MDF, 30 novembre 2017
Il presidente dell’AdSP, professor Ugo Patroni Griffi, ha ricevuto per una visita di cortesia negli uffici di Brindisi, stante la loro presenza in città: il Magnifico Rettore dell’Ateneo barese, professor Antonio Felice Uricchio, il professor Vittorio Dell’Atti, direttore del Dipartimento di Economia Manageriale e Diritto di Impresa, il professor Federico Gallo, direttore generale dell’Università degli Studi di Bari, e il dottor Giancluca Selicato, delegato del rettore presso l’Università di Brindisi.
Nel corso del cordiale incontro si è discussa la possibilità di avviare un percorso formativo post-laurea rivolto sia ai dipendenti dell’Autorità di Sistema portuale sia a chiunque fosse interessato a creare e/o migliorare le proprie competenze sulle moderne tecniche di gestione dei magazzini, la movimentazione delle merci, la gestione degli approvvigionamenti e degli acquisti, l’ottimizzazione e l’automazione della rintracciabilità delle merci con soluzioni tecnologiche, e le nuove frontiere della economia del mare.
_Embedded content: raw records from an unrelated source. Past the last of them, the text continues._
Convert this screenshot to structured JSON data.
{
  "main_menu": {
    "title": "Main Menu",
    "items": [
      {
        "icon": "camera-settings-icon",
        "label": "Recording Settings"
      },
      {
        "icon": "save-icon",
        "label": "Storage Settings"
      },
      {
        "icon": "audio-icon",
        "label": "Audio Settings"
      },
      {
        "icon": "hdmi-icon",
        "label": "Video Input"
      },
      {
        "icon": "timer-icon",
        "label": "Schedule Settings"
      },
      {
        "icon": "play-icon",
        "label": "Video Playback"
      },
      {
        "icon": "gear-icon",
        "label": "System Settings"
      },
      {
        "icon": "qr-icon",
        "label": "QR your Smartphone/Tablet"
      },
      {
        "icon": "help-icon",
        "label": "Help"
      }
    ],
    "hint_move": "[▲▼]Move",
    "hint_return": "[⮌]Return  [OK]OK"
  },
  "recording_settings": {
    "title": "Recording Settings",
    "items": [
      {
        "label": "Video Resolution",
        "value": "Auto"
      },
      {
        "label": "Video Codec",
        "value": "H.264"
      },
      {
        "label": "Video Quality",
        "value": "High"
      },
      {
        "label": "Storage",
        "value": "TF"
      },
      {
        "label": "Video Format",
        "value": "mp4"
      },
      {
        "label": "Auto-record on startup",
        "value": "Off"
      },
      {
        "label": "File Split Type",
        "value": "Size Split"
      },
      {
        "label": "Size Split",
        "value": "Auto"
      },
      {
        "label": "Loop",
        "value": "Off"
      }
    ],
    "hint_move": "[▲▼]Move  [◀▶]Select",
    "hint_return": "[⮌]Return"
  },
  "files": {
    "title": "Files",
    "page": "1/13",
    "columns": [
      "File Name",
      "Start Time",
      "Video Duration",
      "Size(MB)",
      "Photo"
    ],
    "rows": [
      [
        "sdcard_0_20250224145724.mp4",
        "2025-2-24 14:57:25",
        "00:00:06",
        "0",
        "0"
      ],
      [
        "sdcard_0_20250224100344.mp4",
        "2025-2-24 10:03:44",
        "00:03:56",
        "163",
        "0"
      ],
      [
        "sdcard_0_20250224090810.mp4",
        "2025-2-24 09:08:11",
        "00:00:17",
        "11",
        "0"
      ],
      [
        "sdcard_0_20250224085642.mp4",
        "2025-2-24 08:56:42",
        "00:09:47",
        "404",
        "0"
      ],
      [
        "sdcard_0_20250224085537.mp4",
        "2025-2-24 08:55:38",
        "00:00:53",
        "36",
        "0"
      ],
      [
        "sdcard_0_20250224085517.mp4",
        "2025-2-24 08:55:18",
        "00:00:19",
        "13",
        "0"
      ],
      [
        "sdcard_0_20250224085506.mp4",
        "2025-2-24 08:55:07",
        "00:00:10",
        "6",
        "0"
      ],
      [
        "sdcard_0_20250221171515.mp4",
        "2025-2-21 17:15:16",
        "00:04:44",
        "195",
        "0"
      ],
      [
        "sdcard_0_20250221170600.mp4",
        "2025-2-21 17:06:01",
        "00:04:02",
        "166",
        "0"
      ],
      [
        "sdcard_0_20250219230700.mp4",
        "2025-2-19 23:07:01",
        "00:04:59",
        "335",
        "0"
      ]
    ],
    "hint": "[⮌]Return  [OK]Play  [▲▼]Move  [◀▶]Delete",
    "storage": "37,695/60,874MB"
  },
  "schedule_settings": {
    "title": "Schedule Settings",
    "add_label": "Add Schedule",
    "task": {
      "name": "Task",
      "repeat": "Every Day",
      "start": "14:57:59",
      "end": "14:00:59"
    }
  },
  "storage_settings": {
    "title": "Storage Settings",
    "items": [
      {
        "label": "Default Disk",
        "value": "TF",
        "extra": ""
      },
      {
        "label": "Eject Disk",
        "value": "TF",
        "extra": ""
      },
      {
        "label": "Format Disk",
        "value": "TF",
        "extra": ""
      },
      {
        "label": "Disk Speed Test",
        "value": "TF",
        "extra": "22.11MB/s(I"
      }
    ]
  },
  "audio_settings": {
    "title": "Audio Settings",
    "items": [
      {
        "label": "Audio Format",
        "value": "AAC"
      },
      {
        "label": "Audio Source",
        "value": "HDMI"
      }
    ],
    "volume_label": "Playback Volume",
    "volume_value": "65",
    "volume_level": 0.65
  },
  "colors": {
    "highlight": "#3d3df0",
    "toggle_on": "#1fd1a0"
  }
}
“Brindisi, capitale della cultura del mare– commenta il presidente Patroni Griffi, investendo sulla naturale vocazione della città. Una strategia per favorire una crescita sostenibile nei settori marino e marittimo, attraverso la creazione di esperti capaci di gestire le sfide che la blue economy ci pone davanti. Turismo, nautica, crocieristica sono i principali mercati emergenti destinati, conclude Patroni Griffi, a generare un sempre più rilevante indotto occupazionale.”
“L’Ateneo di Bari varca i confini della torre d’avorio dove una volta erano recluse le università, sottolinea il Rettore Uricchio, e si affaccia alla finestra del mondo per coglierne i principali bisogni in termini di formazione e di qualificazione. È l’università del futuro, proiettata verso un sistema di alta formazione e di ricerca, strumento indispensabile per affrontare le nuove sfide globali”
A supportare organizzativamente e logisticamente il progetto anche il C.I.A.S.U. (Centro Internazionale Alti Studi Universitari) s.c.r.l. – sedi di Bari e Fasano- con programmi e risorse, nonché l’Autorità di Sistema portuale del Mar Ionio che si unisce a quella del Mare Adriatico Meridionale nel importante progetto formativo.